【第6話:救いと誤解】
あの日から、ベルゼの暮らしは少しずつ変わった。
森の外れの丘には、毎日のように誰かが訪れるようになった。
「薬草のことを教えてほしい」
「森の魔物が出たんだ、相談に乗ってくれないか」
最初は怯えながらだった村人たちも、今では挨拶を返してくれる。
リナはいつも村との橋渡し役をしてくれた。
彼女の優しさに、ベルゼは救われていた。
――だが、その日は少し違った。
「ベルゼさん! 村の西の畑に魔物が出たの!」
慌てた様子でリナが駆けてくる。
息を切らせながらも、瞳は真剣だった。
「魔物って、どんなの?」
「森で見たことのない大きなイノシシよ。角があって、家の壁を壊すほどの……!」
ベルゼは即座に判断した。
(ただの暴走獣じゃない。魔力反応がある……つまり、魔物だ)
リナを安全な場所に避難させると、ベルゼは一人、畑へと向かった。
地面には踏み荒らされた跡。
腐敗したような匂いが風に乗る。
やがて、森の陰から現れた――
全身を黒い毛で覆い、赤い目を光らせた巨大な魔獣。
「……これは放っておけないな」
ベルゼは周囲の地形を見回した。
畑の右には石垣、左には小屋。
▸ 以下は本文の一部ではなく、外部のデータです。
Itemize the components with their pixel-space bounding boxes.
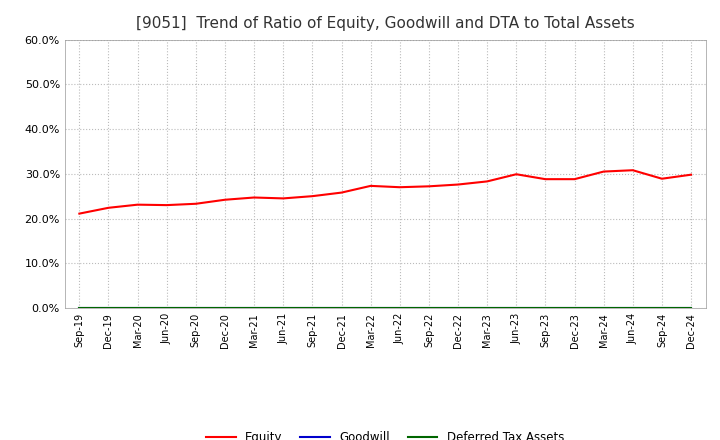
Deferred Tax Assets xyxy=(192,305,200,311)
Deferred Tax Assets xyxy=(657,305,666,311)
Goodwill xyxy=(104,305,113,311)
Equity xyxy=(279,196,287,201)
Equity xyxy=(512,172,521,177)
Goodwill xyxy=(133,305,142,311)
Deferred Tax Assets xyxy=(512,305,521,311)
Equity xyxy=(250,195,258,200)
Equity xyxy=(629,168,637,173)
Deferred Tax Assets xyxy=(133,305,142,311)
Goodwill xyxy=(75,305,84,311)
Deferred Tax Assets xyxy=(395,305,404,311)
Deferred Tax Assets xyxy=(599,305,608,311)
Goodwill xyxy=(279,305,287,311)
Deferred Tax Assets xyxy=(75,305,84,311)
Deferred Tax Assets xyxy=(541,305,550,311)
Equity xyxy=(192,201,200,206)
Goodwill xyxy=(687,305,696,311)
Equity xyxy=(395,185,404,190)
Equity xyxy=(337,190,346,195)
Deferred Tax Assets xyxy=(570,305,579,311)
Equity xyxy=(163,202,171,208)
Goodwill xyxy=(570,305,579,311)
Deferred Tax Assets xyxy=(104,305,113,311)
Equity xyxy=(454,182,462,187)
Deferred Tax Assets xyxy=(454,305,462,311)
Goodwill xyxy=(395,305,404,311)
Deferred Tax Assets xyxy=(163,305,171,311)
Goodwill xyxy=(657,305,666,311)
Goodwill xyxy=(629,305,637,311)
Deferred Tax Assets xyxy=(279,305,287,311)
Deferred Tax Assets xyxy=(425,305,433,311)
Deferred Tax Assets xyxy=(220,305,229,311)
Equity xyxy=(483,179,492,184)
Goodwill xyxy=(308,305,317,311)
Goodwill xyxy=(512,305,521,311)
Deferred Tax Assets xyxy=(629,305,637,311)
Equity xyxy=(366,183,375,188)
Equity xyxy=(308,194,317,199)
Goodwill xyxy=(483,305,492,311)
Equity xyxy=(425,183,433,189)
Goodwill xyxy=(366,305,375,311)
Deferred Tax Assets xyxy=(250,305,258,311)
Equity xyxy=(104,205,113,210)
Equity xyxy=(541,176,550,182)
Equity xyxy=(687,172,696,177)
Goodwill xyxy=(220,305,229,311)
Goodwill xyxy=(337,305,346,311)
Goodwill xyxy=(192,305,200,311)
Line: Equity: Equity xyxy=(79,170,691,213)
Deferred Tax Assets xyxy=(308,305,317,311)
Goodwill xyxy=(425,305,433,311)
Equity xyxy=(599,169,608,174)
Deferred Tax Assets xyxy=(366,305,375,311)
Goodwill xyxy=(250,305,258,311)
Equity xyxy=(133,202,142,207)
Goodwill xyxy=(454,305,462,311)
Equity xyxy=(570,176,579,182)
Legend: Equity, Goodwill, Deferred Tax Assets: Equity, Goodwill, Deferred Tax Assets xyxy=(202,427,569,440)
Goodwill xyxy=(163,305,171,311)
Equity xyxy=(75,211,84,216)
Equity xyxy=(220,197,229,202)
Deferred Tax Assets xyxy=(337,305,346,311)
Goodwill xyxy=(599,305,608,311)
Goodwill xyxy=(541,305,550,311)
Equity xyxy=(657,176,666,181)
Deferred Tax Assets xyxy=(687,305,696,311)
Title: [9051]  Trend of Ratio of Equity, Goodwill and DTA to Total Assets: [9051] Trend of Ratio of Equity, Goodwil… xyxy=(136,16,634,32)
Deferred Tax Assets xyxy=(483,305,492,311)
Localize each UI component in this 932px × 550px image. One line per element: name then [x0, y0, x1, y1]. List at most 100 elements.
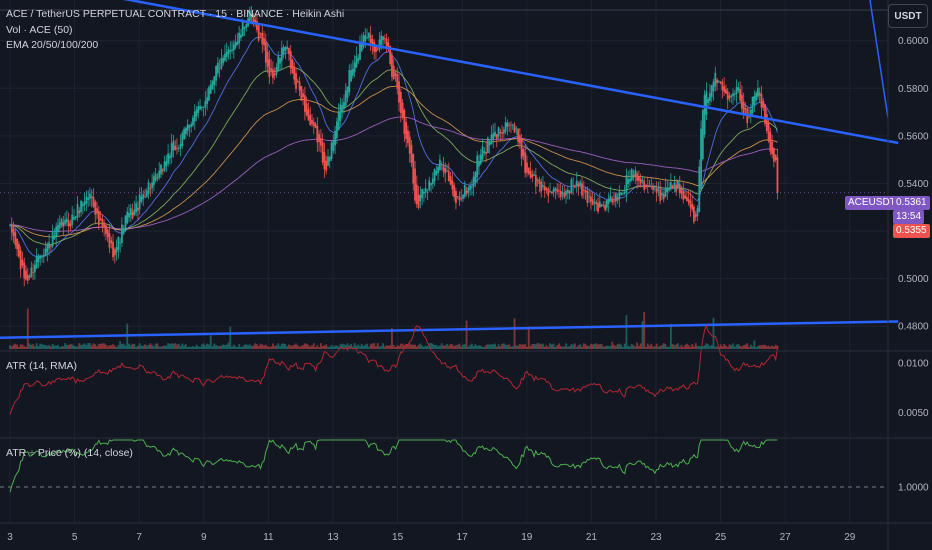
candle-body — [147, 182, 150, 194]
candle-body — [534, 175, 537, 187]
candle-body — [439, 159, 441, 171]
candle-body — [359, 41, 361, 60]
candle-body — [319, 138, 322, 146]
volume-bar — [424, 345, 427, 349]
candle-body — [527, 167, 530, 174]
volume-bar — [447, 345, 450, 349]
volume-bar — [332, 346, 335, 349]
volume-bar — [543, 346, 546, 349]
volume-bar — [657, 346, 660, 349]
volume-bar — [174, 343, 177, 349]
volume-legend[interactable]: Vol · ACE (50) — [6, 24, 73, 36]
candle-body — [707, 98, 710, 104]
candle-body — [419, 195, 422, 202]
volume-bar — [25, 346, 27, 349]
volume-bar — [344, 344, 347, 349]
candle-body — [156, 177, 159, 179]
candle-body — [302, 93, 305, 98]
volume-bar — [103, 343, 106, 349]
candle-body — [165, 161, 168, 166]
volume-bar — [554, 346, 557, 349]
candle-body — [229, 50, 232, 52]
volume-bar — [684, 344, 686, 349]
candle-body — [705, 91, 708, 115]
time-tick-label: 7 — [136, 532, 142, 543]
volume-bar — [465, 320, 468, 349]
candle-body — [350, 70, 352, 82]
candle-body — [216, 62, 219, 74]
candle-body — [650, 186, 653, 188]
candle-body — [606, 199, 608, 208]
volume-bar — [435, 344, 438, 349]
volume-bar — [469, 344, 472, 349]
currency-button[interactable]: USDT — [888, 4, 928, 28]
time-tick-label: 21 — [586, 532, 598, 543]
candle-body — [506, 122, 509, 127]
volume-bar — [618, 343, 621, 349]
candle-body — [431, 178, 434, 185]
candle-body — [469, 185, 472, 190]
candle-body — [412, 153, 415, 184]
candle-body — [325, 160, 328, 171]
trendline-steep[interactable] — [869, 0, 889, 119]
candle-body — [243, 27, 246, 29]
volume-bar — [259, 343, 262, 349]
alt-price-badge: 0.5355 — [893, 224, 930, 238]
candle-body — [366, 37, 368, 39]
volume-bar — [746, 343, 749, 349]
candle-body — [32, 272, 34, 273]
candle-body — [641, 180, 644, 182]
volume-bar — [463, 344, 466, 349]
candle-body — [389, 45, 392, 65]
candle-body — [533, 174, 535, 176]
volume-bar — [46, 345, 49, 349]
trendline-upper[interactable] — [0, 0, 899, 145]
volume-bar — [716, 346, 718, 349]
trendline-lower[interactable] — [0, 320, 899, 339]
candle-body — [652, 186, 654, 191]
candle-body — [69, 223, 72, 227]
volume-bar — [396, 345, 399, 349]
candle-body — [252, 15, 255, 24]
candle-body — [371, 39, 374, 45]
volume-bar — [753, 340, 756, 349]
candle-body — [213, 76, 216, 85]
candle-body — [598, 201, 601, 208]
volume-bar — [200, 344, 203, 349]
volume-bar — [106, 346, 109, 349]
atr-pane-label[interactable]: ATR (14, RMA) — [6, 360, 77, 372]
volume-bar — [367, 346, 370, 349]
candle-body — [373, 41, 376, 52]
candle-body — [417, 194, 420, 208]
candle-body — [465, 190, 468, 194]
candle-body — [367, 32, 370, 38]
volume-bar — [508, 344, 511, 349]
candle-body — [602, 204, 605, 206]
volume-bar — [261, 344, 264, 349]
candle-body — [74, 216, 77, 219]
volume-bar — [565, 343, 567, 349]
candle-body — [678, 184, 681, 194]
candle-body — [117, 236, 120, 250]
volume-bar — [467, 346, 470, 349]
ema-legend[interactable]: EMA 20/50/100/200 — [6, 39, 99, 51]
volume-bar — [90, 345, 93, 349]
candle-body — [616, 197, 619, 201]
trendlines[interactable] — [0, 0, 899, 339]
candle-body — [462, 194, 464, 199]
volume-bar — [760, 345, 763, 349]
candle-body — [357, 58, 360, 62]
volume-bar — [520, 344, 523, 349]
volume-bar — [623, 343, 626, 349]
symbol-title[interactable]: ACE / TetherUS PERPETUAL CONTRACT · 15 ·… — [6, 8, 345, 20]
candle-body — [351, 68, 354, 76]
volume-bar — [222, 344, 225, 349]
candle-body — [661, 192, 663, 196]
candle-body — [332, 139, 335, 151]
candle-body — [318, 134, 321, 142]
volume-bar — [483, 346, 486, 349]
candle-body — [41, 256, 43, 258]
atr-price-pane-label[interactable]: ATR ÷ Price (%) (14, close) — [6, 447, 133, 459]
candle-body — [744, 108, 747, 110]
真っ向勝負では危険だ。
ならば、地形を利用する。
ベルゼは畑の脇に転がる杭と縄を掴んだ。
(力を抑えて……勢いを殺して、方向を誘導する)
魔獣が突進してくる。地面が揺れた。
ベルゼは杭を打ち込み、縄を瞬時に巻き付ける。
「ここだッ!」
縄が張り、魔獣の足が取られ、勢いのまま石垣へ激突――
鈍い音と共に地面が震えた。
「まだだ」
すぐに飛び込み、魔獣の角を掴んで押し倒す。
牙が頬をかすめたが、気にしない。
渾身の力を込めて地面に叩きつけると、魔獣は呻き声を上げ、やがて動かなくなった。
静寂。
風が止まったように感じた。
ベルゼは大きく息を吐き、村を振り向く。
だが――村人たちの表情は違っていた。
恐怖。
怯え。
そして、囁き。
「……やっぱり、魔物を従えてるんじゃないか?」
「だって、あの力……人間のものじゃない」
ベルゼは一歩だけ後ずさった。
誰かが石を握りしめる音がした。
その時、リナが前に出た。
「待って! ベルゼさんは、私たちを助けてくれたのよ!」
必死の声。
それでも、村人たちの目に映る“異形”の姿は、すぐには信じきれない。
ベルゼは静かに微笑んだ。
「大丈夫だよ、リナ。みんな、怖いのは当然だ」
そして、ゆっくりと背を向けた。
丘へ戻る途中、省みる。
「……そうだな。焦ることはない」
ベルゼは空を見上げた。
夜空に星が瞬く。
その光は、ほんの少しだけ――リナの瞳に似ていた。